Why do so many physicians feel compelled to write?  Ethan Canin (Carry Me Across the Water, America America) graduated from Harvard Medical School and actually practiced medicine for several years until the publication of his third novel allowed him to write full time.  He now teaches on the faculty of the Iowa Writer’s Workshop, and has been quoted as saying that “everyone has an expressive urge, but it’s particularly pronounced among those who practice medicine.”  He goes on to say, “It’s like being a soldier—you’ve seen great and terrible things.”  I don’t think being a doctor is like being a soldier because our lives are not typically in danger (although ER doctors in inner city hospitals might argue that point!)  I think of it more as a compulsion to “bear witness,” Ancient Mariner-style.  We spend much of our days writing down histories, and many of those histories give a small glimpse into the essence of what makes us human, and what gives us courage and hope.  There is nothing like a serious illness to separate the wheat from the chaff of life.

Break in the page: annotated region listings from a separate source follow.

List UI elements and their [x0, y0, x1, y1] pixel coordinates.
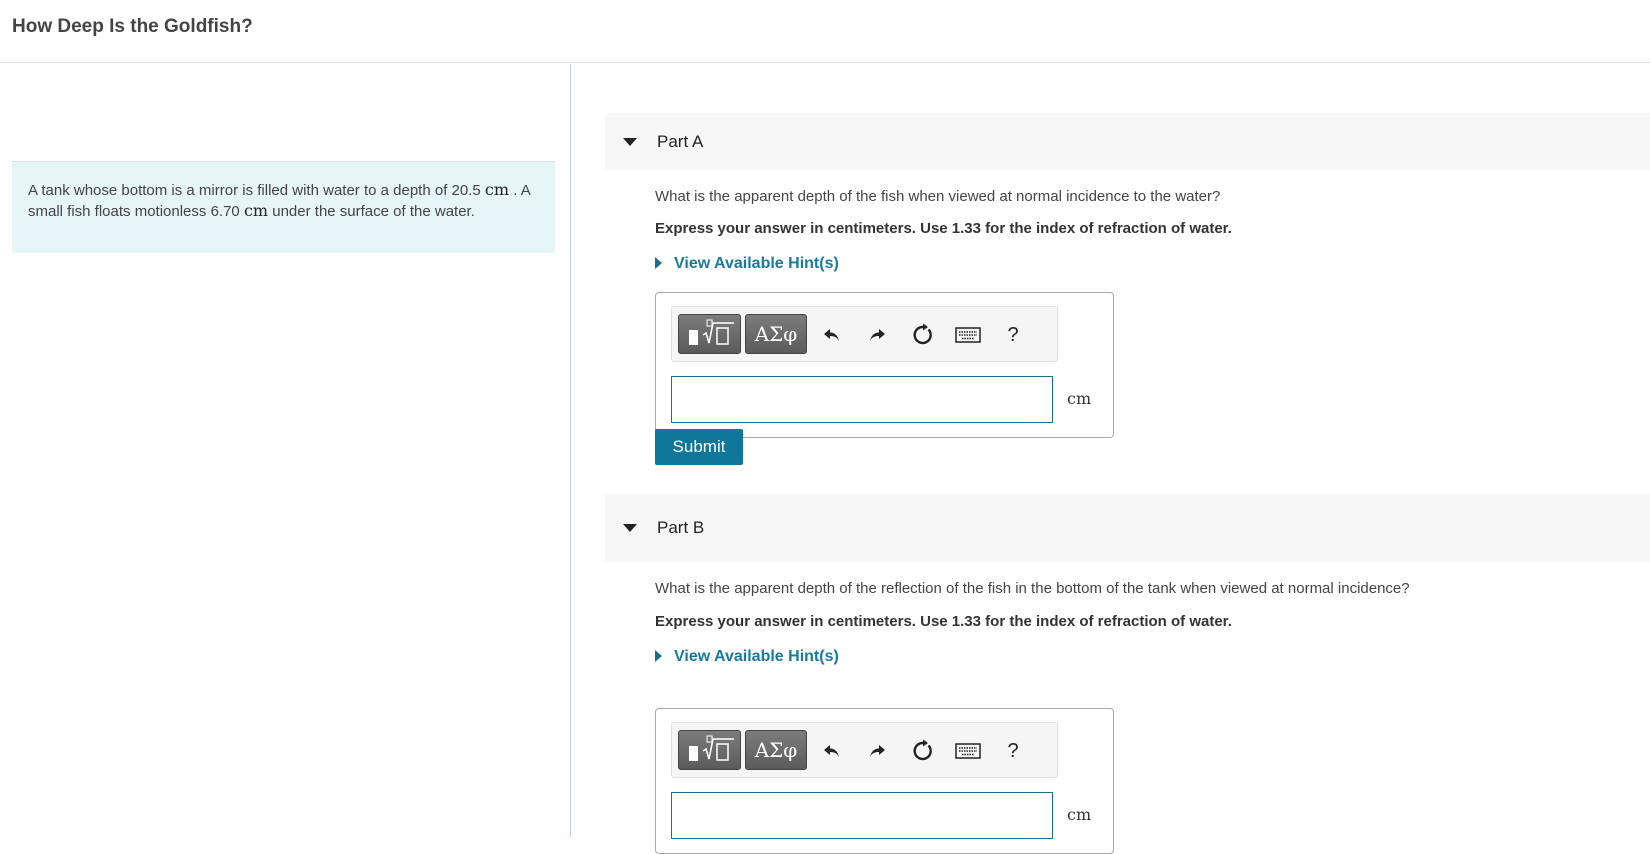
- problem-text-1: A tank whose bottom is a mirror is fille…: [28, 182, 481, 199]
- part-b-label: Part B: [657, 518, 705, 537]
- help-icon[interactable]: ?: [999, 321, 1027, 349]
- symbols-button[interactable]: ΑΣφ: [745, 730, 807, 770]
- part-a-answer-box: ΑΣφ ? cm: [655, 292, 1114, 438]
- problem-statement: A tank whose bottom is a mirror is fille…: [12, 161, 555, 253]
- part-a-hint-link[interactable]: View Available Hint(s): [655, 255, 839, 273]
- part-a-instruction: Express your answer in centimeters. Use …: [655, 220, 1232, 237]
- help-icon[interactable]: ?: [999, 737, 1027, 765]
- part-a-question: What is the apparent depth of the fish w…: [655, 188, 1221, 205]
- part-b-answer-box: ΑΣφ ? cm: [655, 708, 1114, 854]
- caret-down-icon[interactable]: [623, 137, 637, 146]
- keyboard-icon[interactable]: [954, 321, 982, 349]
- templates-button[interactable]: [678, 730, 741, 770]
- keyboard-icon[interactable]: [954, 737, 982, 765]
- symbols-button[interactable]: ΑΣφ: [745, 314, 807, 354]
- parts-panel: Part A What is the apparent depth of the…: [572, 64, 1650, 854]
- part-b-hint-label: View Available Hint(s): [674, 648, 839, 665]
- part-b-header[interactable]: Part B: [605, 494, 1650, 562]
- part-a-label: Part A: [657, 131, 704, 151]
- part-b-math-toolbar: ΑΣφ ?: [671, 722, 1058, 778]
- part-b-answer-input[interactable]: [671, 792, 1053, 839]
- redo-icon[interactable]: [863, 321, 891, 349]
- part-a-header[interactable]: Part A: [605, 113, 1650, 170]
- problem-panel: A tank whose bottom is a mirror is fille…: [0, 64, 571, 837]
- caret-right-icon: [655, 650, 662, 662]
- problem-unit-1: cm: [484, 180, 510, 199]
- part-a-math-toolbar: ΑΣφ ?: [671, 306, 1058, 362]
- reset-icon[interactable]: [909, 737, 937, 765]
- part-a-hint-label: View Available Hint(s): [674, 255, 839, 272]
- caret-right-icon: [655, 257, 662, 269]
- templates-icon: [689, 735, 734, 761]
- undo-icon[interactable]: [818, 737, 846, 765]
- caret-down-icon[interactable]: [623, 524, 637, 532]
- part-a-answer-input[interactable]: [671, 376, 1053, 423]
- reset-icon[interactable]: [909, 321, 937, 349]
- part-b-question: What is the apparent depth of the reflec…: [655, 580, 1410, 597]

I was an English major in college, and though I will never be a John Keats or a William Carlos Williams-two of my physician-poet idols, I will never regret the time I spent reading their works, or the great works of Shakespeare and Milton and Hemingway and all the others. I may have been a bit behind in the basic sciences but that path of study gave me the tools to actually listen to my patients, to interpret what they are saying, and in turn, to be able to write down their stories.  I don’t have a major new novel swirling around in the back of my head, so for now I’ll just continue with these little vignettes.  And I would really appreciate it if my friends and readers would send me some of their own stories.  Who knows—there might be a blockbuster movie in there somewhere.  If not, there’s always law school!